In April, TELUS launched the Data for Good program, making it possible for health authorities and qualified academic researchers to use de-identified data from TELUS Insights at no charge to measure progress and assess additional opportunities to help stop the spread of COVID-19. TELUS also provides training and ongoing support, and the program has since won a global privacy innovation award.

In the context of the COVID-19 pandemic, public health authorities are using data insights from TELUS to better understand traffic patterns — how people are moving through the city, how far they travel from their home neighbourhoods, and where they congregate. “This allows government and public health officials to measure the effectiveness of public health orders,” says Jamal. “COVID-19 has forced the government to adopt new, near real-time solutions in order to answer specific challenges related to the pandemic, such as comparing travel patterns to historic levels and where to deploy resources. It’s opened their eyes to the possibilities of how data can be used to help find solutions for other challenges.”

Leveraging the power of near real-time data to create safer communities

According to Jamal, many organizations are using survey data that in some cases is several years old to make decisions on how to spend tens of millions of dollars on infrastructure.
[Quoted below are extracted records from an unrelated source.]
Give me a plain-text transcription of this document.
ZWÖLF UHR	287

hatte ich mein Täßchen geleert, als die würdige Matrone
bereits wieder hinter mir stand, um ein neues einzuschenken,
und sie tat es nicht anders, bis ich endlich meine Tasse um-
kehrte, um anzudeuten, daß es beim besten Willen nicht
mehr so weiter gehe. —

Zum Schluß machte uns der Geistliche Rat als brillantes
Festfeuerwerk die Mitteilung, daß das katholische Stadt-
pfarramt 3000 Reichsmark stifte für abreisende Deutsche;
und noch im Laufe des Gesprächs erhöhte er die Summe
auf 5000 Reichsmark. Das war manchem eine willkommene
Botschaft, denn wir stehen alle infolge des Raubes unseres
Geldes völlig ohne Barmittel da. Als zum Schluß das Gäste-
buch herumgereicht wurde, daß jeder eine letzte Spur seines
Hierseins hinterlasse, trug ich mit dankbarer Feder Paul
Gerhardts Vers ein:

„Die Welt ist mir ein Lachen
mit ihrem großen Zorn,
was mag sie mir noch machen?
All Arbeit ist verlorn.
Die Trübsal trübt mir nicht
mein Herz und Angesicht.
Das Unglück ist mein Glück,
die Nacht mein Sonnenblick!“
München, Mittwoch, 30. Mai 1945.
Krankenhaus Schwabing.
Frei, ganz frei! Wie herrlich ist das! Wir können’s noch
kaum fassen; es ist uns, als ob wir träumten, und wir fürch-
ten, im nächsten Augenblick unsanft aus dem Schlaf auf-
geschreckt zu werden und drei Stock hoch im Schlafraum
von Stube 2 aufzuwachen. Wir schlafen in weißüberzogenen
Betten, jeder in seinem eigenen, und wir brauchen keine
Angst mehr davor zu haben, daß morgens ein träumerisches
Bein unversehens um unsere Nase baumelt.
TELUS Insights removes decision-making by assumption and replaces it with robust data that’s representative of current realities.

For example, the City of Revelstoke, BC was relying on census population data that was several years old and didn’t account for the large number of seasonal and temporary residents and visitors who draw upon city services and housing. Data provided by TELUS Insights showed that the city’s population in December 2018 peaked at 14,750 — almost double the number from the Canadian census. For the city to get this near real-time data any other way would have been both expensive and time-consuming.

“Access to the right actionable insights plays a critical role in helping address key issues in our communities, and ultimately can help create safer, more efficient cities,” says Jamal.

By way of example, The City of Edmonton, AB wanted to measure average traffic speed through residential neighbourhoods. Instead of spending millions of dollars to place sensors around the city and monitor them, it analyzed insights from TELUS’ mobility network to create a baseline on speeds in a particular neighbourhood and then compared speeds when limits were changed. This enabled decision-makers to be more precise in its understanding of where policy changes should be made, and whether or not they were having their desired effect.

“Our clients are amazed when they see what the power of our network capability can do. And the infrastructure is already there,” says Jamal. “With robust privacy considerations and safeguards in place, data can be used for good. We’re just beginning to see the tremendous benefits that smart cities can offer to make our lives better and safer, and one of the critical enablers of this will be analyzing data in a responsible way.”